Cryptocurrencies exist outside the control of governments and banks. This may reduce their susceptibility to inflation, for example, because there is no ability to print more. But this makes them attractive for criminal activity. Mining Bitcoin uses 91 terawatts of electricity per year (the same amount of energy used in Finland, population 5.5 million people). Bitcoin mining also contributes to the current computer chip shortage, as computer components are seeing increased demand for use in mining.
EXTREME WEATHER
According to the National Oceanic and Atmospheric Administration, in 2021 the U.S. suffered 20 extreme weather events that each inflicted over $1 billion in damage and resulted in a total of 688 fatalities. The cycle is familiar. An event causes extensive damage and states and localities request recovery assistance from the federal government to combine with state and local pools of funds and private insurance for business and homeowners.

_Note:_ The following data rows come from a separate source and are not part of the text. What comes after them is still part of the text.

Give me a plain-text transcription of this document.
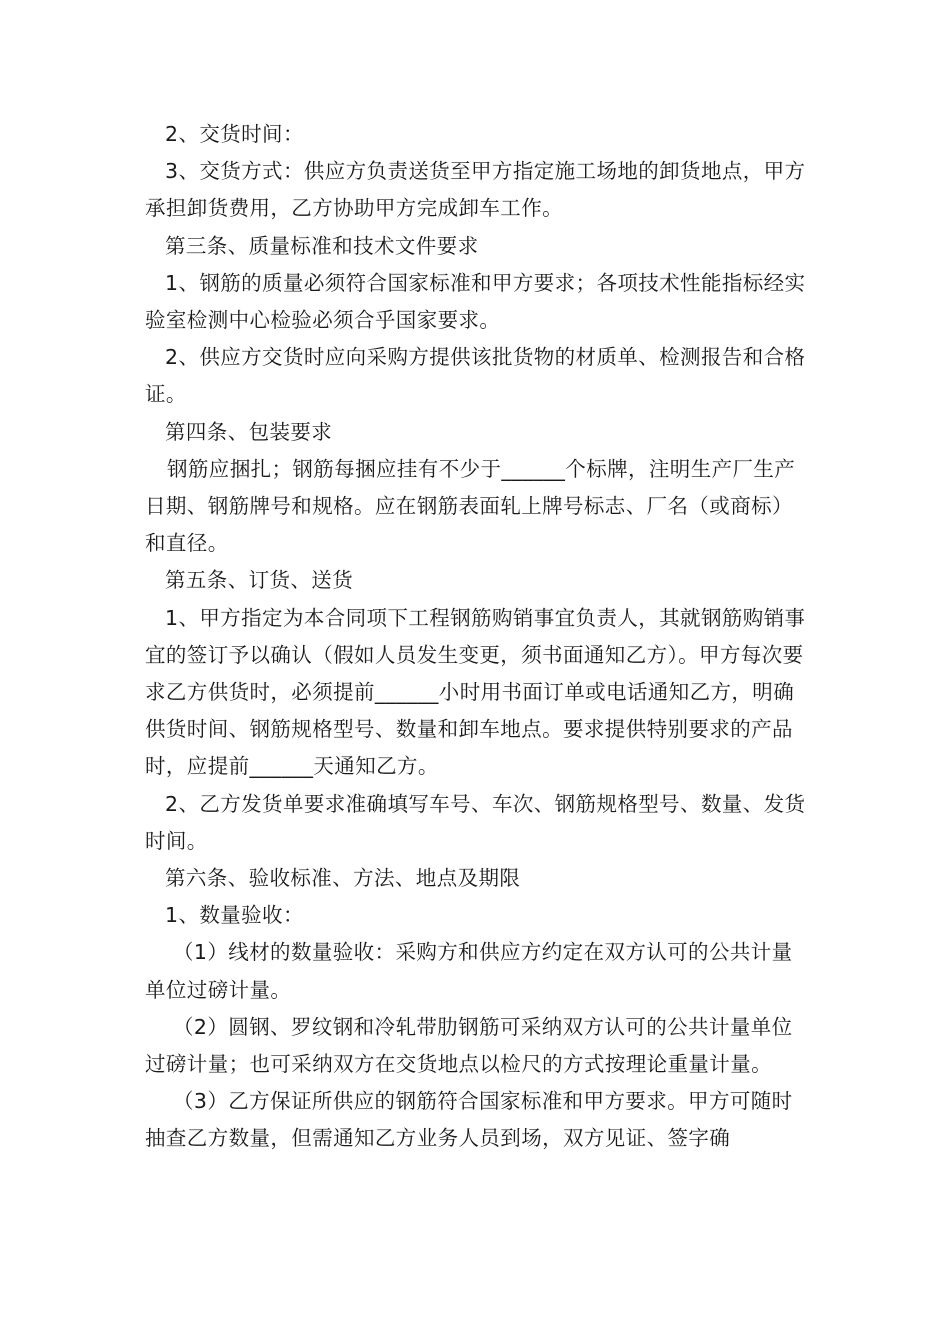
2、交货时间：

3、交货方式：供应方负责送货至甲方指定施工场地的卸货地点，甲方承担卸货费用，乙方协助甲方完成卸车工作。

第三条、质量标准和技术文件要求

1、钢筋的质量必须符合国家标准和甲方要求；各项技术性能指标经实验室检测中心检验必须合乎国家要求。

2、供应方交货时应向采购方提供该批货物的材质单、检测报告和合格证。

第四条、包装要求

钢筋应捆扎；钢筋每捆应挂有不少于______个标牌，注明生产厂生产日期、钢筋牌号和规格。应在钢筋表面轧上牌号标志、厂名（或商标）和直径。

第五条、订货、送货

1、甲方指定为本合同项下工程钢筋购销事宜负责人，其就钢筋购销事宜的签订予以确认（假如人员发生变更，须书面通知乙方）。甲方每次要求乙方供货时，必须提前______小时用书面订单或电话通知乙方，明确供货时间、钢筋规格型号、数量和卸车地点。要求提供特别要求的产品时，应提前______天通知乙方。

2、乙方发货单要求准确填写车号、车次、钢筋规格型号、数量、发货时间。

第六条、验收标准、方法、地点及期限

1、数量验收：

（1）线材的数量验收：采购方和供应方约定在双方认可的公共计量单位过磅计量。

（2）圆钢、罗纹钢和冷轧带肋钢筋可采纳双方认可的公共计量单位过磅计量；也可采纳双方在交货地点以检尺的方式按理论重量计量。

（3）乙方保证所供应的钢筋符合国家标准和甲方要求。甲方可随时抽查乙方数量，但需通知乙方业务人员到场，双方见证、签字确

The Infrastructure Investment and Jobs Act passed in November 2021 includes $50 billion for climate-related initiatives designed to protect against such events. Broader conversations at the federal level about climate change and responses to it have stalled, largely in the context of negotiations over the Biden Administration’s “Build Back Better” package. As stewards of expansive infrastructures, states can affect energy consumption and, therefore, climate change. For example, state governments traditionally maintain large fleets of official vehicles. Transitioning those to more energy-efficient models saves money and reduces emissions. As builders and maintainers of thousands of office buildings, states can engineer and refurbish facilities with energy-conscious lights, water systems and heating and cooling machinery. States also can continue to incentivize individuals and businesses to reduce emissions harmful to the climate. Easement incentives for landowners, recruiting businesses in the alternative energy sector, subsidies for the development of bicycle, scooter and pedestrian paths and other efforts can substantially reduce a state’s carbon footprint.